In “the man who saw Mary”, it seems like “who” is basically the subject of “saw”. So, “who saw Mary” is a special kind of sentence with “who” as the subject. Let’s define this kind of special case by, first, making “who” a special kind of NP, and then making a relative clause be a special kind of sentence with “who” as its subject.
That is, add the following to the grammar:
RP -> "who"
RC -> RP VP
NP -> Det Nom RC
Task 10. Draw a tree using the grammar above of “the man who saw Mary saw Bob”.
There’s another form a relative clause can take, though. You can also say “the man who Mary saw saw Bob”. What’s different here is that “who” is now really playing the role of the object of the “saw” that Mary did. But “who Mary saw” is not in the right form for parsing.

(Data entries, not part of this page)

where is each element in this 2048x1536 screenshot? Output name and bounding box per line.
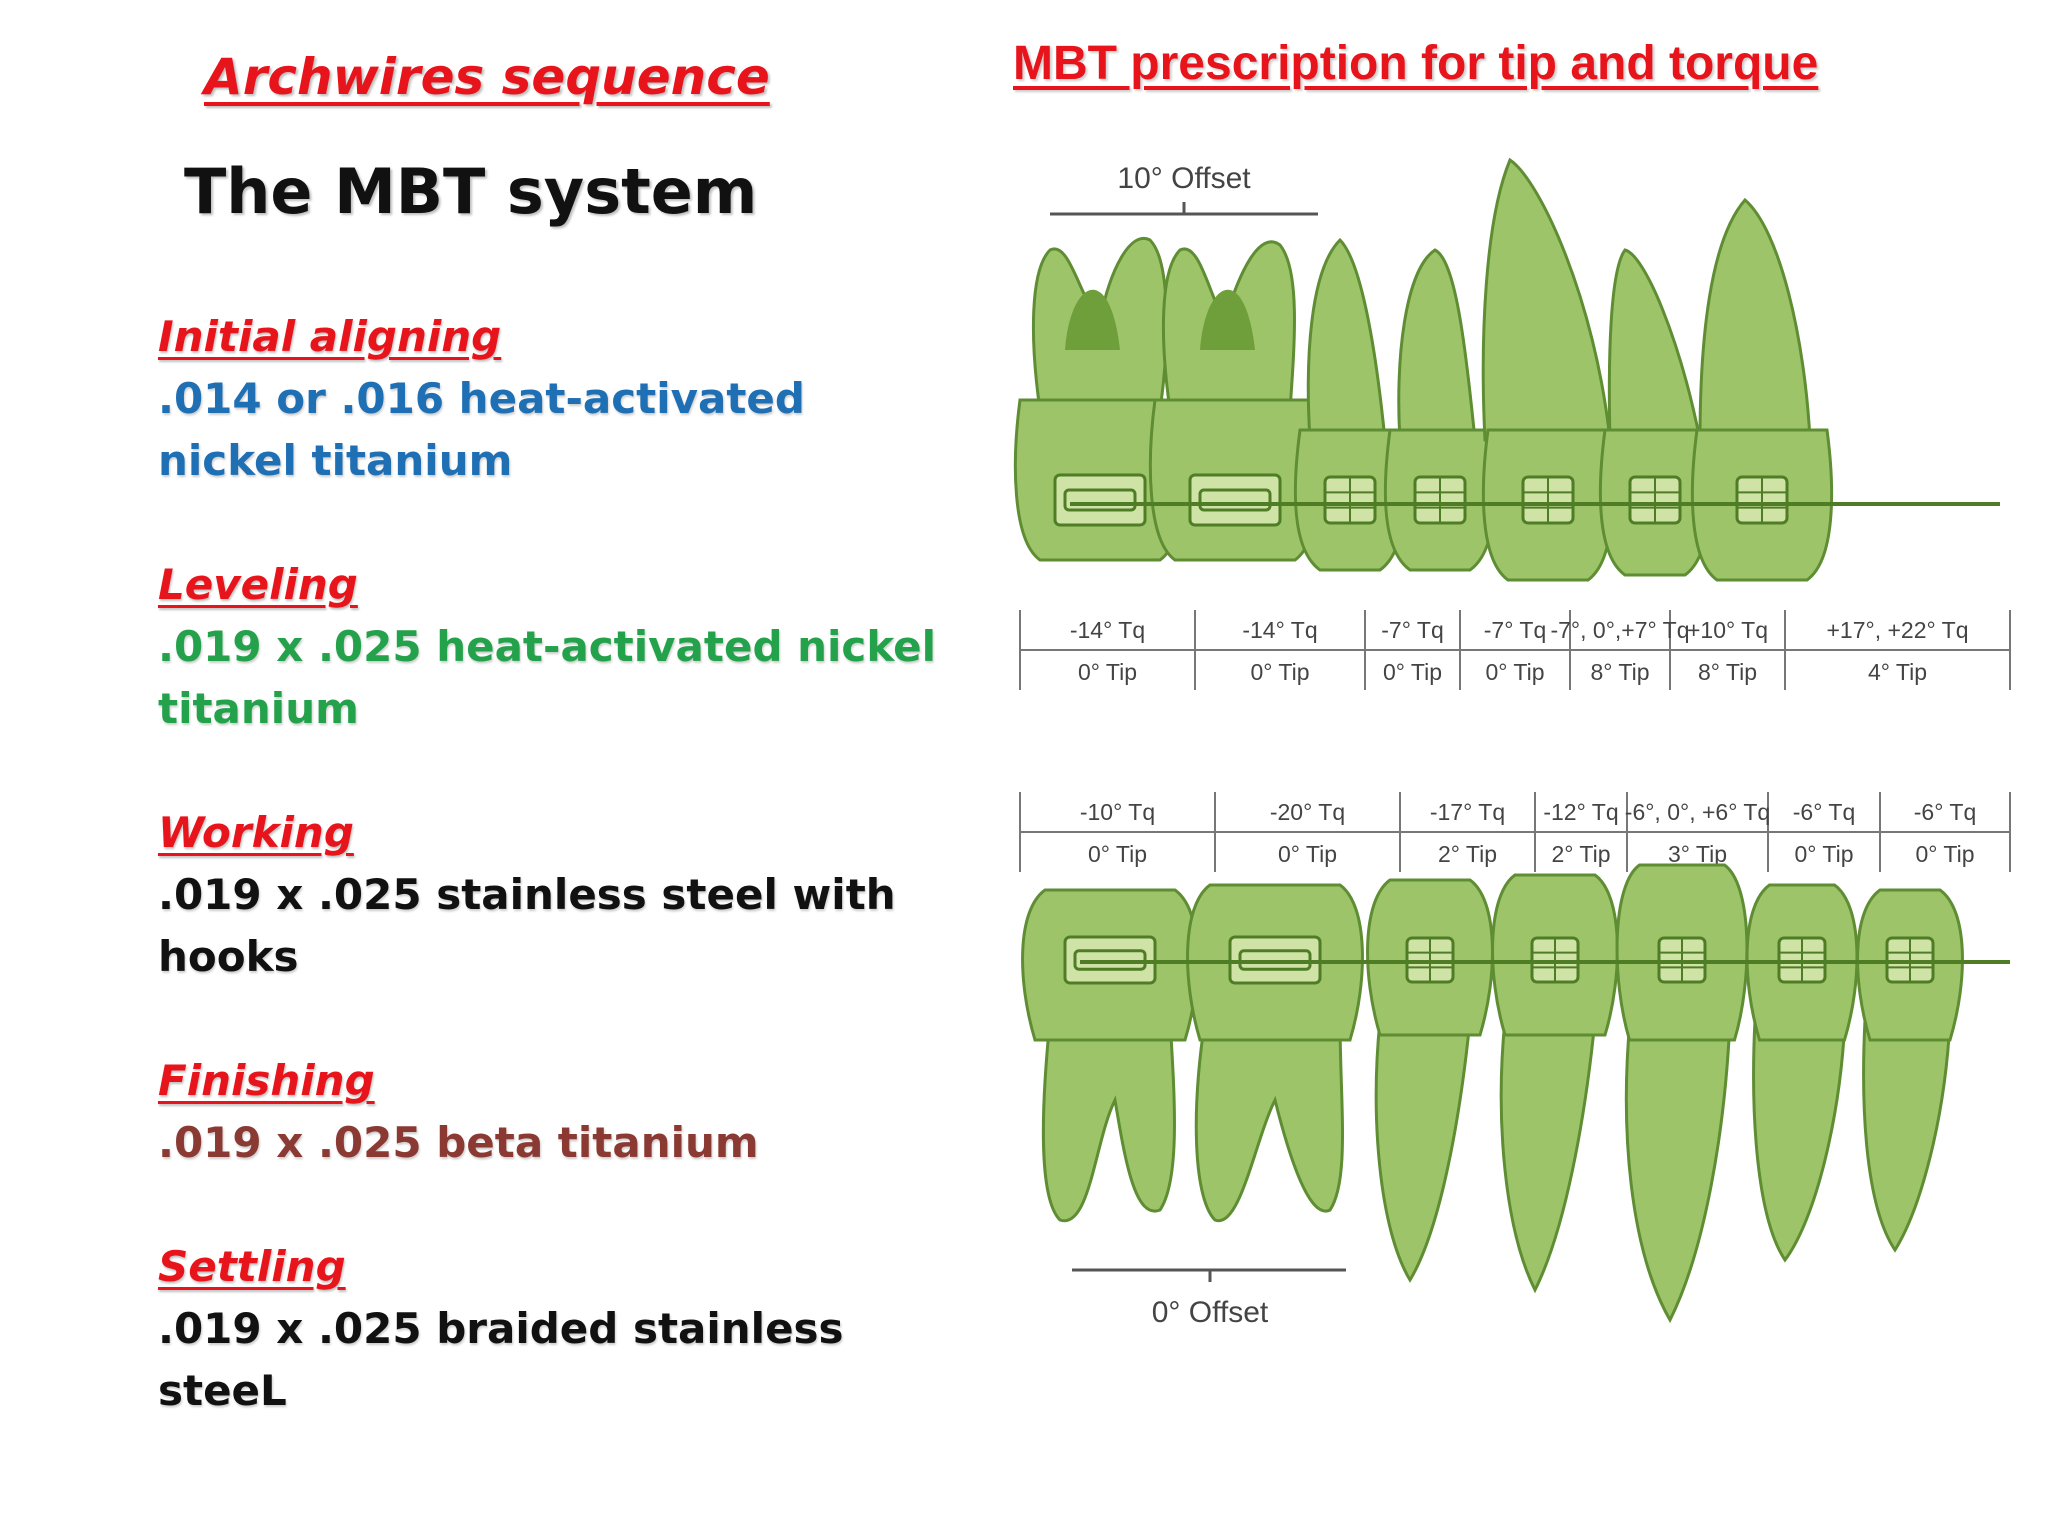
left-slide-title: Archwires sequence (204, 48, 770, 106)
lower-torque-value: -12° Tq (1543, 799, 1618, 825)
upper-central-incisor (1690, 197, 1834, 582)
stage-heading: Finishing (158, 1056, 375, 1105)
bracket (1323, 475, 1377, 525)
lower-tip-value: 2° Tip (1438, 841, 1497, 867)
upper-torque-value: -7° Tq (1484, 617, 1546, 643)
lower-torque-value: -6° Tq (1793, 799, 1855, 825)
upper-torque-value: +10° Tq (1687, 617, 1768, 643)
lower-central-incisor (1856, 888, 1964, 1253)
stage-settling: Settling .019 x .025 braided stainless s… (158, 1236, 958, 1422)
lower-first-molar (1021, 888, 1199, 1223)
upper-tip-value: 0° Tip (1383, 659, 1442, 685)
molar-tube (1188, 473, 1282, 527)
stage-heading: Settling (158, 1242, 346, 1291)
lower-torque-value: -6°, 0°, +6° Tq (1625, 799, 1770, 825)
lower-lateral-incisor (1745, 883, 1859, 1263)
bracket (1735, 475, 1789, 525)
archwire-stage-list: Initial aligning .014 or .016 heat-activ… (158, 306, 958, 1422)
lower-premolar-2 (1491, 873, 1619, 1294)
lower-tip-value: 0° Tip (1915, 841, 1974, 867)
upper-torque-value: +17°, +22° Tq (1826, 617, 1968, 643)
lower-tip-value: 2° Tip (1551, 841, 1610, 867)
mbt-prescription-diagram: 10° Offset -14° Tq0° Tip-14° Tq0° Tip-7°… (1013, 157, 2011, 1329)
upper-second-premolar (1148, 240, 1322, 562)
upper-torque-value: -7°, 0°,+7° Tq (1550, 617, 1689, 643)
lower-tip-value: 0° Tip (1794, 841, 1853, 867)
stage-leveling: Leveling .019 x .025 heat-activated nick… (158, 554, 958, 740)
upper-prescription-table: -14° Tq0° Tip-14° Tq0° Tip-7° Tq0° Tip-7… (1019, 610, 2011, 690)
upper-torque-value: -14° Tq (1070, 617, 1145, 643)
lower-teeth (1021, 863, 2010, 1324)
lower-second-premolar (1186, 883, 1364, 1223)
stage-wire-description: .019 x .025 beta titanium (158, 1118, 759, 1167)
right-slide-title: MBT prescription for tip and torque (1013, 37, 1819, 90)
stage-heading: Initial aligning (158, 312, 502, 361)
lower-torque-value: -6° Tq (1914, 799, 1976, 825)
upper-torque-value: -14° Tq (1242, 617, 1317, 643)
lower-torque-value: -17° Tq (1430, 799, 1505, 825)
lower-torque-value: -20° Tq (1270, 799, 1345, 825)
lower-offset-label: 0° Offset (1152, 1296, 1269, 1329)
lower-premolar-1 (1366, 878, 1494, 1283)
upper-first-molar (1013, 236, 1187, 562)
upper-tip-value: 8° Tip (1590, 659, 1649, 685)
upper-premolar-1 (1293, 237, 1407, 572)
stage-wire-description: .014 or .016 heat-activated nickel titan… (158, 374, 805, 485)
upper-offset-marker: 10° Offset (1050, 162, 1318, 216)
upper-tip-value: 0° Tip (1485, 659, 1544, 685)
stage-working: Working .019 x .025 stainless steel with… (158, 802, 958, 988)
lower-prescription-table: -10° Tq0° Tip-20° Tq0° Tip-17° Tq2° Tip-… (1019, 792, 2011, 872)
molar-tube (1053, 473, 1147, 527)
stage-initial-aligning: Initial aligning .014 or .016 heat-activ… (158, 306, 958, 492)
lower-tip-value: 0° Tip (1088, 841, 1147, 867)
upper-tip-value: 4° Tip (1868, 659, 1927, 685)
upper-tip-value: 8° Tip (1698, 659, 1757, 685)
stage-wire-description: .019 x .025 heat-activated nickel titani… (158, 622, 937, 733)
bracket (1628, 475, 1682, 525)
lower-tip-value: 0° Tip (1278, 841, 1337, 867)
lower-offset-marker: 0° Offset (1072, 1268, 1346, 1329)
upper-tip-value: 0° Tip (1078, 659, 1137, 685)
lower-canine (1615, 863, 1749, 1324)
system-title: The MBT system (184, 155, 758, 228)
stage-heading: Leveling (158, 560, 358, 609)
lower-torque-value: -10° Tq (1080, 799, 1155, 825)
stage-heading: Working (158, 808, 354, 857)
upper-torque-value: -7° Tq (1381, 617, 1443, 643)
upper-premolar-2 (1383, 248, 1497, 572)
upper-teeth (1013, 157, 2000, 582)
upper-offset-label: 10° Offset (1117, 162, 1251, 195)
stage-finishing: Finishing .019 x .025 beta titanium (158, 1050, 958, 1174)
stage-wire-description: .019 x .025 stainless steel with hooks (158, 870, 896, 981)
stage-wire-description: .019 x .025 braided stainless steeL (158, 1304, 844, 1415)
lower-tip-value: 3° Tip (1668, 841, 1727, 867)
bracket (1521, 475, 1575, 525)
bracket (1413, 475, 1467, 525)
upper-tip-value: 0° Tip (1250, 659, 1309, 685)
upper-canine (1481, 157, 1615, 582)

What’s going on? Well, the relative pronoun “who” generally corresponds to a gap in the sentence. We didn’t notice the gap in subject posistion, but it’s obvious when the gap is in the object position. These relative clauses are, again, basically wh-questions, and the normal way wh-questions are formed is to move the wh-word to the front of the clause.
And this is where parsing becomes difficult, when things move around in a sentence.

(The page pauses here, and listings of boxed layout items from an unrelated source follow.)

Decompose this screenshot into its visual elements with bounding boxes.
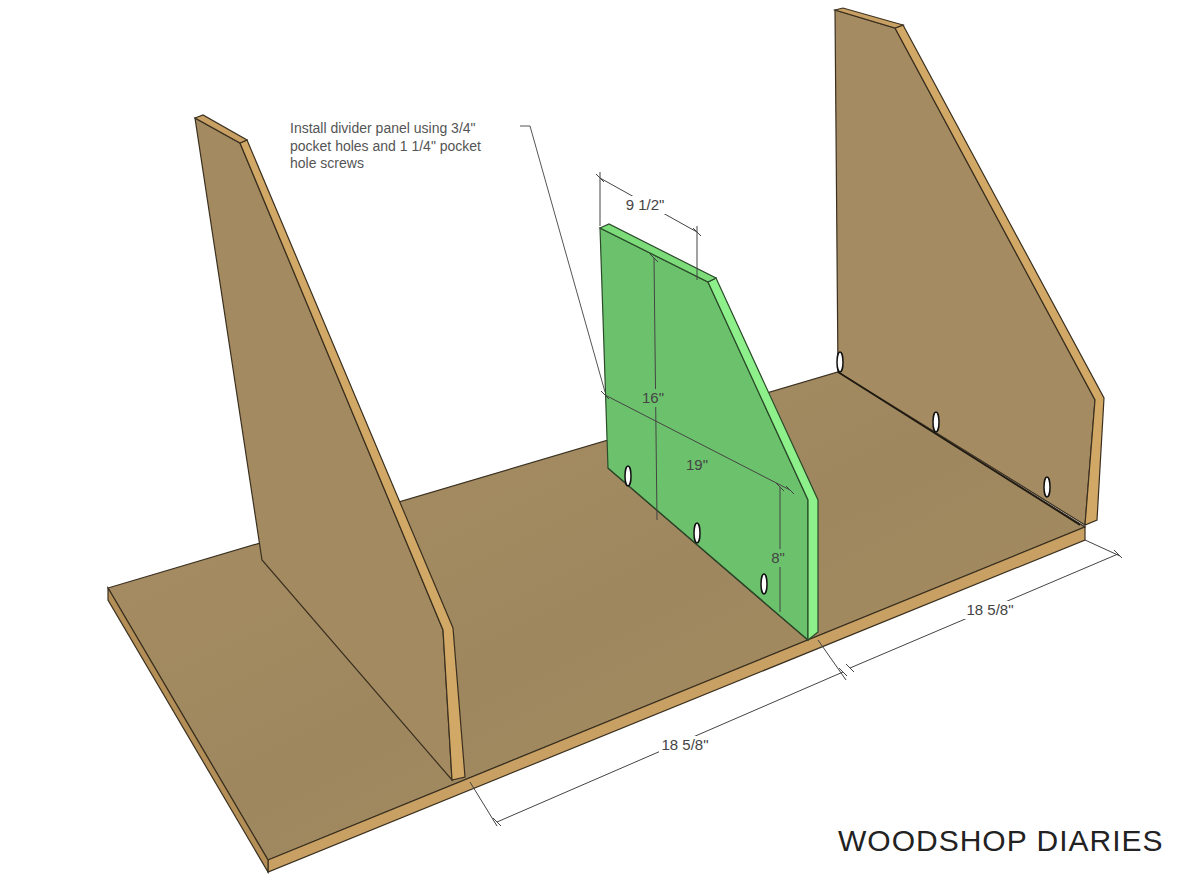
pocket-holes — [625, 352, 1050, 594]
dimension-label: 8" — [769, 549, 787, 567]
left-side-panel — [195, 115, 465, 780]
right-side-panel — [835, 8, 1104, 525]
dimension-label: 18 5/8" — [964, 601, 1015, 619]
divider-panel — [600, 224, 818, 640]
watermark: WOODSHOP DIARIES — [838, 823, 1164, 859]
instruction-note: Install divider panel using 3/4" pocket … — [290, 120, 490, 173]
dimension-label: 9 1/2" — [624, 196, 667, 214]
dimension-lines — [470, 172, 1122, 826]
dimension-label: 16" — [640, 389, 666, 407]
dimension-label: 18 5/8" — [659, 736, 710, 754]
leader-line — [520, 126, 605, 392]
dimension-label: 19" — [684, 456, 710, 474]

Let’s try a kind of a hack to make this work.
For any transitive verb (“saw”, “ate”, and “walked” in our grammar), there is the
version we already have, which form a VP with their object NP. If any of these appear
in an “object relative”, then the object NP will be missing. So, let’s make a version
of the VP that has a gap. That is, let’s define VPG
to be just V
rather than
V NP
.
Task 11. Define VPG
that way in the grammar, so that any VP
has an analogous
VPG
without an object.
We haven’t used VPG
yet in the grammar apart from defining it. But conceptually,
what we want is that VPG
should be available in a relative clause where the
object is missing. So, we want to redefine RC
, in a form that’s closer to what
we believe the structure of these is. So replace the RC
definition you added
before with this:
RC -> RP SOG
SOG -> NP VPG
The idea here is that SOG
(sentence-with-object-gap) is like a regular S
but
has a VP
with an object gap.
Task 12. Draw a tree using the grammar we have at this point of “the man who Mary saw in the park saw Bob”.

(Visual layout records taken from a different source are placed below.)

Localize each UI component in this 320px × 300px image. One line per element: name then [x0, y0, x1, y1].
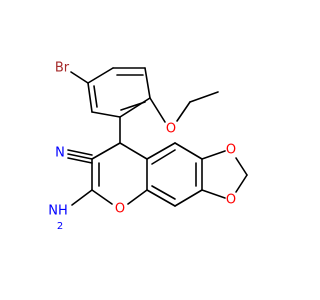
bond [119, 97, 151, 118]
bond [91, 111, 121, 118]
amino-group-label: NH [48, 204, 68, 219]
bond [144, 67, 151, 99]
pyran-oxygen-label: O [115, 202, 125, 217]
bond [120, 101, 146, 111]
bond [235, 157, 248, 176]
bond [67, 157, 93, 164]
atom-labels: Br O N O O O NH 2 [48, 61, 236, 233]
bond [87, 67, 114, 84]
bond [87, 82, 93, 113]
bond [67, 153, 93, 160]
bond [67, 149, 93, 156]
bond [70, 71, 89, 84]
bond [174, 142, 203, 160]
bond [235, 174, 248, 193]
bond [93, 85, 98, 108]
bond [151, 185, 176, 200]
bond [201, 150, 226, 160]
ethoxy-oxygen-label: O [166, 122, 176, 137]
bonds [67, 67, 248, 207]
bond [151, 149, 176, 165]
bromine-label: Br [55, 61, 70, 76]
bond [201, 189, 226, 199]
bond [189, 91, 219, 103]
bond [91, 142, 121, 160]
amino-subscript-label: 2 [57, 221, 63, 232]
molecule-diagram: Br O N O O O NH 2 [48, 61, 248, 233]
bond [127, 189, 148, 205]
nitrile-nitrogen-label: N [55, 146, 65, 161]
bond [146, 189, 176, 207]
dioxole-oxygen-bottom-label: O [226, 193, 236, 208]
bond [174, 189, 203, 207]
dioxole-oxygen-top-label: O [226, 143, 236, 158]
bond [146, 142, 176, 160]
bond [119, 142, 148, 160]
bond [91, 189, 113, 205]
bond [149, 97, 166, 123]
bond [71, 189, 93, 206]
bond [176, 101, 191, 122]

Late breaking note: If you are not getting anything for “the man who Mary saw in the park saw Bob”
then you may have missed a subtle aspect of the instruction for Task 11. You want any VP
to have
an analogous VPG
without an object. Recall that before we had
VP -> V NP | V NP PP
and (in this little grammar at least) the only place a PP can attach is inside a VP.
If you only created a VPG
rule corresponding to VP -> V NP
and not to VP -> V NP PP
then it is not going to know how to parse “…who Mary saw in the park…” (which has a VP with no
object, but still with a PP). So, you need a VPG
that corresponds to the second VP
expansion as well.
Doing this broke our ability to parse the subject relative “the man who saw Mary”, however.
With our new understanding of relative clauses, the gap in “the man who saw Mary” must actually be the subject of “saw”. So, let’s add some rules to get subject relatives as well.
Start by adding RC -> RP SSG
to the grammar (SSG
being intended to mean “sentence-with-subject-gap”).
So, there are now two kinds of relative clause the grammar can handle. Both start with the RP
“who”,
and one continues with SSG
(an S
but missing the subject), and the other continues with a SOG
(an S
but missing the object). We still need to define SSG
. What should it be?
Task 13. Add a definition of SSG
into the grammar.
Now we should be able to parse both “the man who saw Mary saw Bob” and “the man who Mary saw saw Bob”.
Task 14. Draw trees of “Mary walked the dog who my cat saw in the park” and “Mary walked the dog who saw my cat in the park”.
There were other things I was thinking about trying out here, but this is good enough.